It happened with the euro: well within my own memory as a teenage barmaid here, this was a country so quaintly old-fashioned that when the great Sixties bank strike was on, it reverted to a pre-industrial revolution system of scribbled IOUs on envelopes and community pools of small change. The incidence of fraud, it was later calculated, was negligible. People just sauntered backwards into a less sophisticated era, and got on with life. Yet a blink of an eye later, offered the opportunity to join a vast pan-European currency, Ireland did the deed almost casually and nobody seems to give a backward glance. It’s only money, only a symbol: far more attention is paid to the realities of life — the price of food, the social inequalities brought on by the country’s uneven economic surge, the crack and the gossip of daily life.
But far more startling is the latest Irish change. I address you from the corner of a small, snug bar in a small, snug town, way out West on the Atlantic shore. With the chatter, the crowded shelves and optics, the nutty smell of porter and fruity tang of whiskey and the constant passing to and fro of townspeople and tourists in the narrow room, it could be any of the bars I have frequented in 40 years of coming here. It could be the one I worked in for four student summers, pulling pints and hauling crates and decanting whiskey from wicker-covered flagons. It could be the late Tommy Newman’s, or Jenny Donovan’s (which had a fine ice-cream freezer in the corner) or any of a dozen others. Except that it couldn’t: something is different. It takes a while to realise what.
Six months ago the Irish Government introduced a ban on smoking in workplaces, including bars, pubs and restaurants. So there is no smoke. Nobody is smoking indoors at all. No fags, no pipes, nothing. There is a place out the back where a cigarette may be taken, but few seem to bother. It is not worth giving up a pole-position barstool for. This pub smells only of the fruity fumes of drink and the warm fug of huddled humanity, in from the damp evening. Eyes do not sting, clothes do not reek as you leave. For a sociable non-smoker it is Nirvana, Eden without the serpent. For a smoker — well, you would think it would be torment, a violent uprooting of a lifetime’s habit. You would expect rebellious muttering, a nervous patting of hands on pockets for the missing cigarette, a street full of surly, alienated smokers with their hoods up, puffing furiously.
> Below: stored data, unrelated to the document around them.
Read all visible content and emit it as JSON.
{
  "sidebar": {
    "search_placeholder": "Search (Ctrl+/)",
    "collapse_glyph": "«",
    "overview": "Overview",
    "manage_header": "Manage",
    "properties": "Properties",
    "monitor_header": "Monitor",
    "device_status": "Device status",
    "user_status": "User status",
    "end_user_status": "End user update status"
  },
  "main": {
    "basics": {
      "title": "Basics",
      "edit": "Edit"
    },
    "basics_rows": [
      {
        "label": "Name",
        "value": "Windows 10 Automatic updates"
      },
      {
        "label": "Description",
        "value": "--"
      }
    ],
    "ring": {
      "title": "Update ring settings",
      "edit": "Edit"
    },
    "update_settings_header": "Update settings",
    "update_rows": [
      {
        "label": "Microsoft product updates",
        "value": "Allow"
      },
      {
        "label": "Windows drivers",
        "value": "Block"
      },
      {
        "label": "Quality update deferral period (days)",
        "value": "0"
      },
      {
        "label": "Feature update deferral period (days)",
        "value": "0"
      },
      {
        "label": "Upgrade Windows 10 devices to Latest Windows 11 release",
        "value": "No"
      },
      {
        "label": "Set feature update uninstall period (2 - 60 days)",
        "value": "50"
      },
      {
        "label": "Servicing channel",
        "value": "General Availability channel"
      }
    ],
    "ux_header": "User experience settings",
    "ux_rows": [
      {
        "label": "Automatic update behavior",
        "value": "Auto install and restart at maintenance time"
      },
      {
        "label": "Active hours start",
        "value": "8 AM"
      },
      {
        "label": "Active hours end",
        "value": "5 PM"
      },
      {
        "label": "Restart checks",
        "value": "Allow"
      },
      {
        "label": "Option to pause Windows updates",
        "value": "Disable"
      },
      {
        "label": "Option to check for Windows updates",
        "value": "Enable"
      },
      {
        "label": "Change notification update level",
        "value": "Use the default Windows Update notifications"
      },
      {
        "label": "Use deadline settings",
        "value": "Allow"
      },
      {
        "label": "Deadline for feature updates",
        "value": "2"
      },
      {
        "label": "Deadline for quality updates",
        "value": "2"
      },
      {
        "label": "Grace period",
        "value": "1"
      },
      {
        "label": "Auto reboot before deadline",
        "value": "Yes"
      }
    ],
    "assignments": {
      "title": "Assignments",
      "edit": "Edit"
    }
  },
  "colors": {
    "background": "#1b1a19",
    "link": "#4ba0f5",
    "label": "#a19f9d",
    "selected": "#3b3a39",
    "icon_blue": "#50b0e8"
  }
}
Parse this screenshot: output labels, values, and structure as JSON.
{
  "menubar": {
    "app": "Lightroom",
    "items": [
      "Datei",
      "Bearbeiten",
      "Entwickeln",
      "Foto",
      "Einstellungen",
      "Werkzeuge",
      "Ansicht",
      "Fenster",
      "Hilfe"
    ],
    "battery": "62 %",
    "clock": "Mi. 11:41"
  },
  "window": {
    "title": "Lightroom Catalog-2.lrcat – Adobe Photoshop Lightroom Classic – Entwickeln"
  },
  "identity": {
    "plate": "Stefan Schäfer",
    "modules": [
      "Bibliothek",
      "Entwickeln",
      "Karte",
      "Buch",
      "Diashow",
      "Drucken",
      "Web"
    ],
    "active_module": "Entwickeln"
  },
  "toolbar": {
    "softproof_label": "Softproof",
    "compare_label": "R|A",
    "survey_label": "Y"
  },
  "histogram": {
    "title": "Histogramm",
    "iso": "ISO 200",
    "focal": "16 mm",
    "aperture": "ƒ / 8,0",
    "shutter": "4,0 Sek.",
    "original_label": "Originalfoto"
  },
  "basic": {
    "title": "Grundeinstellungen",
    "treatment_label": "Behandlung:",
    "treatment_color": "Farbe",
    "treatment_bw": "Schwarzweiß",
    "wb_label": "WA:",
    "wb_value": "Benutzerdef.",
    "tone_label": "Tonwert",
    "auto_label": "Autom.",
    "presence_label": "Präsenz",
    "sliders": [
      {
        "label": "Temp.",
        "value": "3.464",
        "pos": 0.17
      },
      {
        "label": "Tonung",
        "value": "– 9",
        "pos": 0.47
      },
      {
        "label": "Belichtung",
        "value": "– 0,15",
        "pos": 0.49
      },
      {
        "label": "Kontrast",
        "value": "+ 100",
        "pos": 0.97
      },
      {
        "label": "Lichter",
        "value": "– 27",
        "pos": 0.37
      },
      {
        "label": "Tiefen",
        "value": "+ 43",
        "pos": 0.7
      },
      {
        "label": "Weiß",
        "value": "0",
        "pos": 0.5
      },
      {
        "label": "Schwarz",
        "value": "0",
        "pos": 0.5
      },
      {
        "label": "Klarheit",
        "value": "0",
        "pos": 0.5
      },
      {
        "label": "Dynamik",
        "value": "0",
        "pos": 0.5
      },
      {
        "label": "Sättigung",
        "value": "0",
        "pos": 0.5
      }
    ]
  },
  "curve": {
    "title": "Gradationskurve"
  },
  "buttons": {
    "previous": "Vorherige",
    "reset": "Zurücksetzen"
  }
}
It isn’t happening. Nobody seems to mind much. Barring a few high-profile breaches, there is a reported 97 per cent “compliance” across all workplaces, including bars. Moreover, people do not seem to be dashing home to light up: Irish cigarette sales fell nationally by 16 per cent in the first six months of this year, and the latest survey shows that, for the first time since records began, fewer than one in four people in Ireland smoke.
It is barely 15 years ago, when Stansted was still an eerily quiet airport, that you could invariably spot the Ryanair passengers to Cork by the cumulus cloud of blue smoke that hung over them. Drink and tobacco were equally rooted in the culture and the songs. (“... All for me beer and tobacco” ... “No pipe I’ll smoke and no horse I’ll yoke until I wed the star of the County Down”.) But now tobacco has been uprooted. The ban on workplace smoking was well trailed; services offering help to quit have seen a surge in clientele. The effect is helped by a slashing rise in the tobacco tax (and the Exchequer in Dublin seems sanguine about the probably loss of 60 million euros in revenue in the first half-year).
If the figures are interesting — and they are parallelled in New York, with its similar ban — it is the human response behind them that is even more so. It indicates that low-level addictions are perhaps more breakable than we think. Flick away one domino and the rest fall. As I look around now, I can see people who a year ago would definitely have had a cigarette going, its smoke curling comfortably up to the well-kippered ceiling, part of the relaxation of an evening out. “Sometimes,” one said, “you’d hardly take a drag at it, even. It was just for having it lit.” Now they can’t light up unless they go out into the damp, or some tent arrangement, so they don’t bother. Meanwhile, propaganda and fashion and advice for quitters and the dwindling number of fellow smokers all contribute to a sense that it probably isn’t worth buying that next — expensive — packet at all. Can’t smoke at work, can’t smoke in the pub, feel guilty about smoking at home around your kids? Give up.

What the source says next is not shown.